The ECB also cut the interest rate on the marginal lending
facility by 50 basis points to 1.00%, but analysts said this would
merely encourage banks to lend and not impact the real economy.
"All things considered, the one thing to take from this is that
the ECB has done nothing that is going to improve circumstances in
the short term and least, although it does stand ready to act, if
conditions warrant it," added Craig Erlam, market analyst at Alpari
U.K. "Basically, it's business as usual in the euro zone."
Data ahead of that meeting showed euro-zone manufacturing
activity contracted at a slower-than-forecast pace in April, with
the manufacturing PMI falling slightly to 46.7 from 46.8 in March,
according to Markit.

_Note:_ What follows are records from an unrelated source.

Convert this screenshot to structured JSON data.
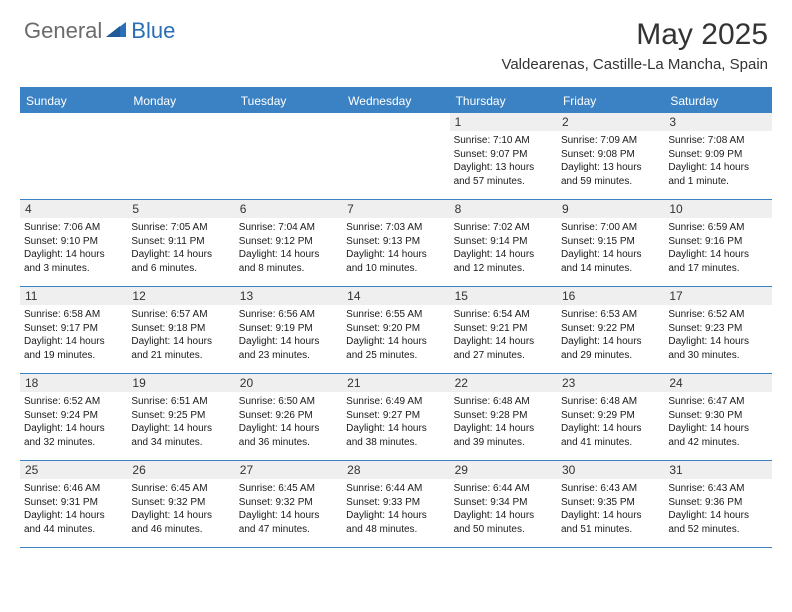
{
  "logo": {
    "general": "General",
    "blue": "Blue"
  },
  "header": {
    "title": "May 2025",
    "location": "Valdearenas, Castille-La Mancha, Spain"
  },
  "colors": {
    "accent": "#3b82c4",
    "header_bg": "#3b82c4",
    "header_text": "#ffffff",
    "daynum_bg": "#efefef",
    "text": "#1a1a1a",
    "rule": "#3b82c4",
    "logo_gray": "#6b6b6b",
    "logo_blue": "#2a6fb5",
    "background": "#ffffff"
  },
  "dayNames": [
    "Sunday",
    "Monday",
    "Tuesday",
    "Wednesday",
    "Thursday",
    "Friday",
    "Saturday"
  ],
  "weeks": [
    [
      {
        "empty": true
      },
      {
        "empty": true
      },
      {
        "empty": true
      },
      {
        "empty": true
      },
      {
        "num": "1",
        "sunrise": "Sunrise: 7:10 AM",
        "sunset": "Sunset: 9:07 PM",
        "daylight": "Daylight: 13 hours and 57 minutes."
      },
      {
        "num": "2",
        "sunrise": "Sunrise: 7:09 AM",
        "sunset": "Sunset: 9:08 PM",
        "daylight": "Daylight: 13 hours and 59 minutes."
      },
      {
        "num": "3",
        "sunrise": "Sunrise: 7:08 AM",
        "sunset": "Sunset: 9:09 PM",
        "daylight": "Daylight: 14 hours and 1 minute."
      }
    ],
    [
      {
        "num": "4",
        "sunrise": "Sunrise: 7:06 AM",
        "sunset": "Sunset: 9:10 PM",
        "daylight": "Daylight: 14 hours and 3 minutes."
      },
      {
        "num": "5",
        "sunrise": "Sunrise: 7:05 AM",
        "sunset": "Sunset: 9:11 PM",
        "daylight": "Daylight: 14 hours and 6 minutes."
      },
      {
        "num": "6",
        "sunrise": "Sunrise: 7:04 AM",
        "sunset": "Sunset: 9:12 PM",
        "daylight": "Daylight: 14 hours and 8 minutes."
      },
      {
        "num": "7",
        "sunrise": "Sunrise: 7:03 AM",
        "sunset": "Sunset: 9:13 PM",
        "daylight": "Daylight: 14 hours and 10 minutes."
      },
      {
        "num": "8",
        "sunrise": "Sunrise: 7:02 AM",
        "sunset": "Sunset: 9:14 PM",
        "daylight": "Daylight: 14 hours and 12 minutes."
      },
      {
        "num": "9",
        "sunrise": "Sunrise: 7:00 AM",
        "sunset": "Sunset: 9:15 PM",
        "daylight": "Daylight: 14 hours and 14 minutes."
      },
      {
        "num": "10",
        "sunrise": "Sunrise: 6:59 AM",
        "sunset": "Sunset: 9:16 PM",
        "daylight": "Daylight: 14 hours and 17 minutes."
      }
    ],
    [
      {
        "num": "11",
        "sunrise": "Sunrise: 6:58 AM",
        "sunset": "Sunset: 9:17 PM",
        "daylight": "Daylight: 14 hours and 19 minutes."
      },
      {
        "num": "12",
        "sunrise": "Sunrise: 6:57 AM",
        "sunset": "Sunset: 9:18 PM",
        "daylight": "Daylight: 14 hours and 21 minutes."
      },
      {
        "num": "13",
        "sunrise": "Sunrise: 6:56 AM",
        "sunset": "Sunset: 9:19 PM",
        "daylight": "Daylight: 14 hours and 23 minutes."
      },
      {
        "num": "14",
        "sunrise": "Sunrise: 6:55 AM",
        "sunset": "Sunset: 9:20 PM",
        "daylight": "Daylight: 14 hours and 25 minutes."
      },
      {
        "num": "15",
        "sunrise": "Sunrise: 6:54 AM",
        "sunset": "Sunset: 9:21 PM",
        "daylight": "Daylight: 14 hours and 27 minutes."
      },
      {
        "num": "16",
        "sunrise": "Sunrise: 6:53 AM",
        "sunset": "Sunset: 9:22 PM",
        "daylight": "Daylight: 14 hours and 29 minutes."
      },
      {
        "num": "17",
        "sunrise": "Sunrise: 6:52 AM",
        "sunset": "Sunset: 9:23 PM",
        "daylight": "Daylight: 14 hours and 30 minutes."
      }
    ],
    [
      {
        "num": "18",
        "sunrise": "Sunrise: 6:52 AM",
        "sunset": "Sunset: 9:24 PM",
        "daylight": "Daylight: 14 hours and 32 minutes."
      },
      {
        "num": "19",
        "sunrise": "Sunrise: 6:51 AM",
        "sunset": "Sunset: 9:25 PM",
        "daylight": "Daylight: 14 hours and 34 minutes."
      },
      {
        "num": "20",
        "sunrise": "Sunrise: 6:50 AM",
        "sunset": "Sunset: 9:26 PM",
        "daylight": "Daylight: 14 hours and 36 minutes."
      },
      {
        "num": "21",
        "sunrise": "Sunrise: 6:49 AM",
        "sunset": "Sunset: 9:27 PM",
        "daylight": "Daylight: 14 hours and 38 minutes."
      },
      {
        "num": "22",
        "sunrise": "Sunrise: 6:48 AM",
        "sunset": "Sunset: 9:28 PM",
        "daylight": "Daylight: 14 hours and 39 minutes."
      },
      {
        "num": "23",
        "sunrise": "Sunrise: 6:48 AM",
        "sunset": "Sunset: 9:29 PM",
        "daylight": "Daylight: 14 hours and 41 minutes."
      },
      {
        "num": "24",
        "sunrise": "Sunrise: 6:47 AM",
        "sunset": "Sunset: 9:30 PM",
        "daylight": "Daylight: 14 hours and 42 minutes."
      }
    ],
    [
      {
        "num": "25",
        "sunrise": "Sunrise: 6:46 AM",
        "sunset": "Sunset: 9:31 PM",
        "daylight": "Daylight: 14 hours and 44 minutes."
      },
      {
        "num": "26",
        "sunrise": "Sunrise: 6:45 AM",
        "sunset": "Sunset: 9:32 PM",
        "daylight": "Daylight: 14 hours and 46 minutes."
      },
      {
        "num": "27",
        "sunrise": "Sunrise: 6:45 AM",
        "sunset": "Sunset: 9:32 PM",
        "daylight": "Daylight: 14 hours and 47 minutes."
      },
      {
        "num": "28",
        "sunrise": "Sunrise: 6:44 AM",
        "sunset": "Sunset: 9:33 PM",
        "daylight": "Daylight: 14 hours and 48 minutes."
      },
      {
        "num": "29",
        "sunrise": "Sunrise: 6:44 AM",
        "sunset": "Sunset: 9:34 PM",
        "daylight": "Daylight: 14 hours and 50 minutes."
      },
      {
        "num": "30",
        "sunrise": "Sunrise: 6:43 AM",
        "sunset": "Sunset: 9:35 PM",
        "daylight": "Daylight: 14 hours and 51 minutes."
      },
      {
        "num": "31",
        "sunrise": "Sunrise: 6:43 AM",
        "sunset": "Sunset: 9:36 PM",
        "daylight": "Daylight: 14 hours and 52 minutes."
      }
    ]
  ]
}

German output contracted for the first time in
2013.
Analysts at Credit Suisse said in an earlier note that any rate
cut would largely not affect European banks, "in part because we do
not see it as sufficient to have an impact on the current negative
macro background." However, they predicted that Spanish and Italian
banks would be most negatively hit by a rate cut, seeing up to 6%
of 2014 earnings potentially at risk.
Shares of Banco Santander SA fell more than 1% in Madrid,
dragging the Spain IBEX 35 index south by 0.8% to 8,348.90. And in
Italy, the FTSEMIB index fell 1.2% to 16,568.96, with UniCredit SpA
dropping nearly 2%.
Credit Suisse analysts said they remain cautious on those
peripheral banks, but retain a market perform rating on
higher-quality names that offer superior cash flow potential,
including HSBC PLC (HBC), BNP Paribas SA , Société Générale SA and
Julius Baer Gruppe AG
In Paris, the French CAC 40 fell 0.2% to 3,848.60. Capgemini
shares rose more than 6% after the computer services company said
it was backing its 2013 outlook despite the "difficult economic
climate." But heavyweight Total SA (TOT) dropped 1%
The German DAX 30 index , rose 0.3% to 7,937.96, with
heavyweight bank Commerzbank AG up 3% and shares of Infineon
surging nearly 8% after the semiconductor maker said it expects
higher revenues and margins for full-year 2013, lifted by market
growth and recovering demand for autos.
The FTSE 100 index was flat at 6,453.04. Shares of BG Group PLC
rose 3.8% after the oil and natural gas company reported a 0.8%
fall in net profit for the first quarter, but said it was on track
to meet project milestones for this year.
But there were plenty of stocks in the red, such as Shire PLC
(SHPGY), which reported a 56% drop in operating income, reiterated
its earnings guidance for the full year and said it's altering its
business structure. Shares sank nearly 7%.